3. Il dedotto vizio di violazione di legge e’ inammissibile.

In tema di ricorso per cassazione, il suddetto vizio, infatti, consiste nella deduzione di un’erronea ricognizione, da parte del provvedimento impugnato, della fattispecie astratta recata da una norma di legge e quindi implica necessariamente un problema interpretativo della stessa; viceversa, l’allegazione di un’erronea ricognizione della fattispecie concreta a mezzo delle risultanze di causa e’ esterna all’esatta interpretazione della norma di legge e impinge nella tipica valutazione del Giudice di merito, la cui censura e’ possibile, in sede di legittimita’, sotto l’aspetto del vizio di motivazione (Cass. nn. 15499 del 2004, 16312 del 2005, 10127 del 2006, 4178 del 2007 e 16698 del 2010).

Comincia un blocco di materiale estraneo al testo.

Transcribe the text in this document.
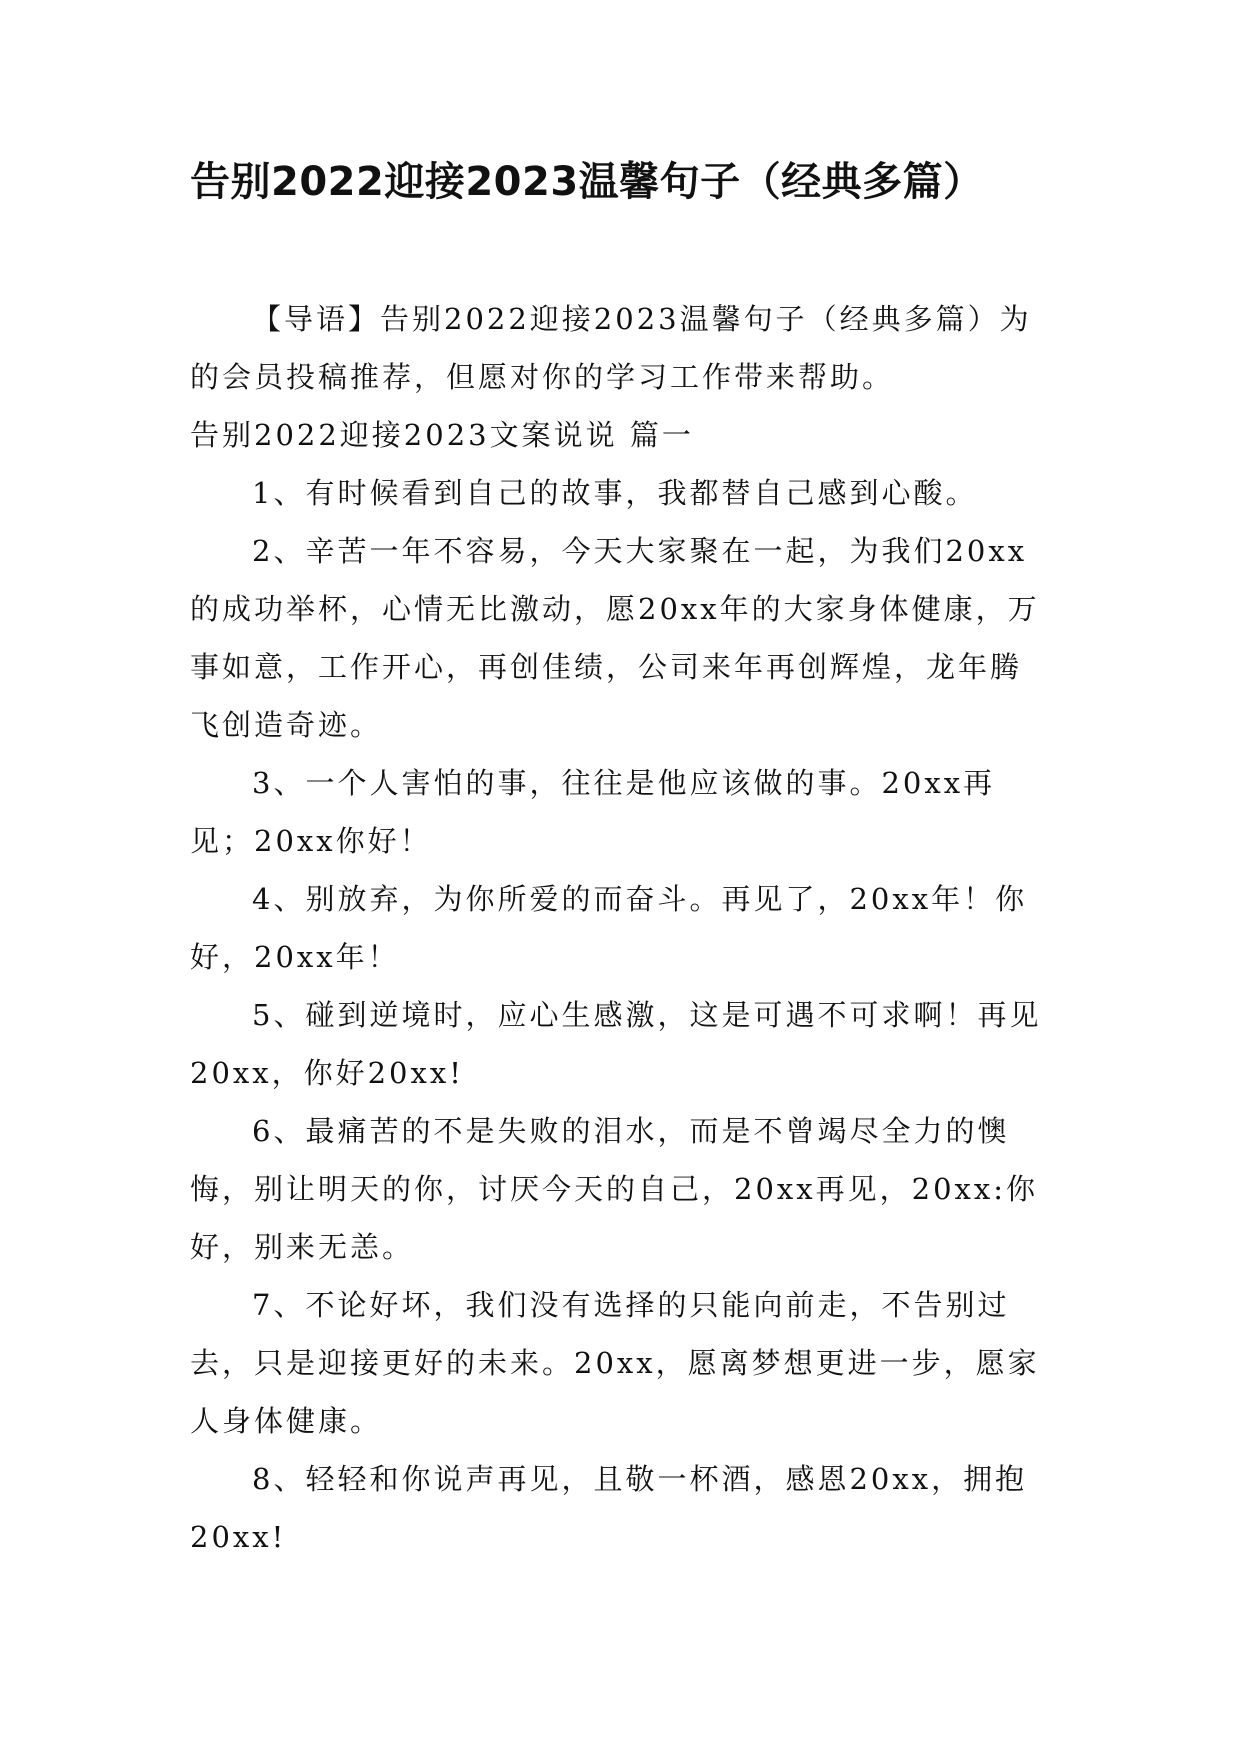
告别2022迎接2023温馨句子（经典多篇）

【导语】告别2022迎接2023温馨句子（经典多篇）为的会员投稿推荐，但愿对你的学习工作带来帮助。

告别2022迎接2023文案说说 篇一

1、有时候看到自己的故事，我都替自己感到心酸。

2、辛苦一年不容易，今天大家聚在一起，为我们20xx的成功举杯，心情无比激动，愿20xx年的大家身体健康，万事如意，工作开心，再创佳绩，公司来年再创辉煌，龙年腾飞创造奇迹。

3、一个人害怕的事，往往是他应该做的事。20xx再见；20xx你好！

4、别放弃，为你所爱的而奋斗。再见了，20xx年！你好，20xx年！

5、碰到逆境时，应心生感激，这是可遇不可求啊！再见20xx，你好20xx!

6、最痛苦的不是失败的泪水，而是不曾竭尽全力的懊悔，别让明天的你，讨厌今天的自己，20xx再见，20xx:你好，别来无恙。

7、不论好坏，我们没有选择的只能向前走，不告别过去，只是迎接更好的未来。20xx，愿离梦想更进一步，愿家人身体健康。

8、轻轻和你说声再见，且敬一杯酒，感恩20xx，拥抱20xx!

Nella specie, il vizio di violazione di legge viene dedotto appunto, mediante la contestazione della valutazione delle risultanze di causa (prospettando il ricorrente che la Corte d’Appello avrebbe dovuto verificare la gestione effettiva, concreta, dell’attivita’ aziendale della cedente, che non si deve interrompere, ma deve proseguire con l’intervento della cessionaria, mentre si era fermata agli indizi di trasferimento d’azienda) – ne’ lo stesso assume una diversa valenza in ragione dell’excursus giurisprudenziale e dei richiami a fonti comunitarie e ad atti paranormativi relativi all’art. 2112 c.c. esposti dalla ricorrente, tenuto conto del parametro di legittimita’ costituito dai principi di diritto enunciati da questa Corte e dell’articolazione della doglianza – la cui censura e’ ammissibile, in sede di legittimita’, sotto l’aspetto del vizio di motivazione, peraltro prospettato dalla ricorrente, ma, come si dira’ in seguito, non fondato.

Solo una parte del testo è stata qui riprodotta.